How do you find θ, if #0 < θ < 360# and #cot theta =-1 # and theta in in QIV?

1 Answer
Apr 24, 2018

Answer:

#theta = 315^circ#

Explanation:

I've been doing trig homework all week and almost all the problems use multiples of #30^circ# or #45^circ.# This one is the latter.

Cotangent is reciprocal slope. It's pretty much the unit the Egyptians used to build the pyramids. They liked the seked , which was the number of palms horizontal per cubit vertical, a cubit being seven palms.

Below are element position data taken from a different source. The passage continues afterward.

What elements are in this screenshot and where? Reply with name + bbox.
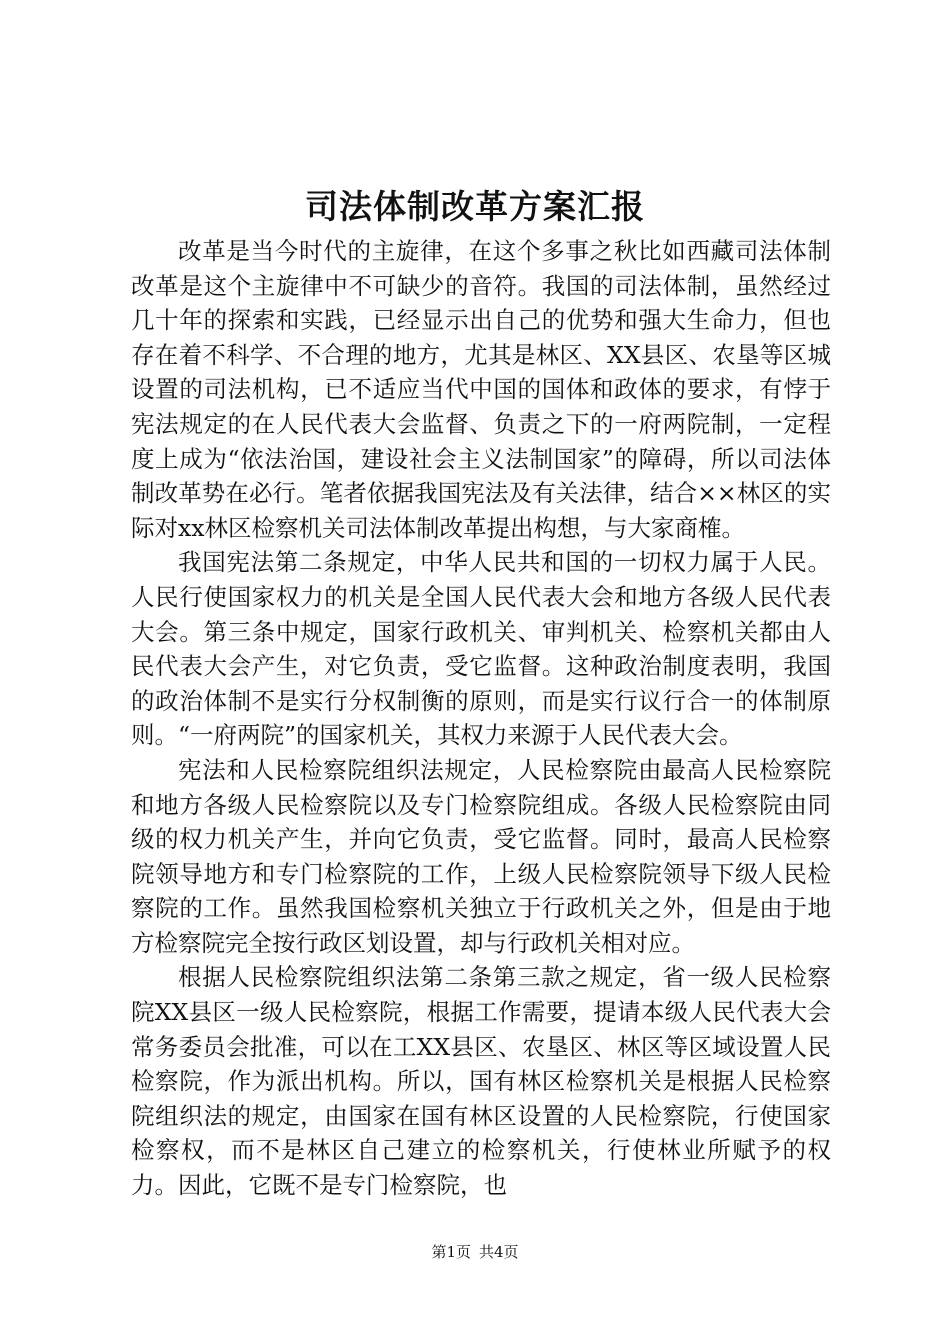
document-title: 司法体制改革方案汇报 <box>305 187 645 226</box>
page-footer <box>0 1240 950 1264</box>
paragraph-2: 我国宪法第二条规定，中华人民共和国的一切权力属于人民。人民行使国家权力的机关是全国人民代表大会和地方各级人民代表大会。第三条中规定，国家行政机关、审判机关、检察机关都由人民代表大会产生，对它负责，受它监督。这种政治制度表明，我国的政治体制不是实行分权制衡的原则，而是实行议行合一的体制原则。“一府两院”的国家机关，其权力来源于人民代表大会。 <box>131 548 831 750</box>
paragraph-3: 宪法和人民检察院组织法规定，人民检察院由最高人民检察院和地方各级人民检察院以及专门检察院组成。各级人民检察院由同级的权力机关产生，并向它负责，受它监督。同时，最高人民检察院领导地方和专门检察院的工作，上级人民检察院领导下级人民检察院的工作。虽然我国检察机关独立于行政机关之外，但是由于地方检察院完全按行政区划设置，却与行政机关相对应。 <box>131 755 831 957</box>
paragraph-4: 根据人民检察院组织法第二条第三款之规定，省一级人民检察院XX县区一级人民检察院，根据工作需要，提请本级人民代表大会常务委员会批准，可以在工XX县区、农垦区、林区等区域设置人民检察院，作为派出机构。所以，国有林区检察机关是根据人民检察院组织法的规定，由国家在国有林区设置的人民检察院，行使国家检察权，而不是林区自己建立的检察机关，行使林业所赋予的权力。因此，它既不是专门检察院，也 <box>131 963 831 1200</box>
page-number: 第1页 <box>431 1243 471 1261</box>
document-body <box>131 234 831 1203</box>
paragraph-1: 改革是当今时代的主旋律，在这个多事之秋比如西藏司法体制改革是这个主旋律中不可缺少的音符。我国的司法体制，虽然经过几十年的探索和实践，已经显示出自己的优势和强大生命力，但也存在着不科学、不合理的地方，尤其是林区、XX县区、农垦等区城设置的司法机构，已不适应当代中国的国体和政体的要求，有悖于宪法规定的在人民代表大会监督、负责之下的一府两院制，一定程度上成为“依法治国，建设社会主义法制国家”的障碍，所以司法体制改革势在必行。笔者依据我国宪法及有关法律，结合××林区的实际对xx林区检察机关司法体制改革提出构想，与大家商榷。 <box>131 237 831 542</box>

Thus a seked is seven times the cotangent.

The line through the origin with reciprocal slope #-1# is of course the line through the origin with the slope #-1#, namely #y=-x#. That's two rays, two angles, #theta=-45^circ# and #-45+180=135^circ#.

The former, #theta=-45^circ# is the one in the fourth quadrant.


Let's say we didn't know that and just needed to solve

#cot theta = -1 #

The trick to all of these is to work them into the form #cos x= cos a# which has solutions #x = pm a + 360^circ k,# integer #k#. Linear combinations of cosines and sines are scaled and phase shifted cosines.

# cos theta / sin theta = -1 #

#cos theta = - sin theta #

# cos theta + sin theta = 0 #

Since #cos 45^circ = sin 45^circ#,

# cos 45^circ cos theta + sin 45^circ sin theta = 0 #

# cos(theta - 45^circ) = cos 90^circ #

# theta - 45^circ = \pm 90^circ + 360^circ k quad# for integer # k#

#theta = 45 \pm 90^circ + 360 ^ circ k #

#theta = -45^circ + 180^circ k#

That's the same answer we got by knowing cotangent meant reciprocal slope, and we choose the one in the fourth quadrant as requested.

OK, we're asked for a positive value in the fourth quadrant which would be #theta = -45^circ + 360^circ =315^circ#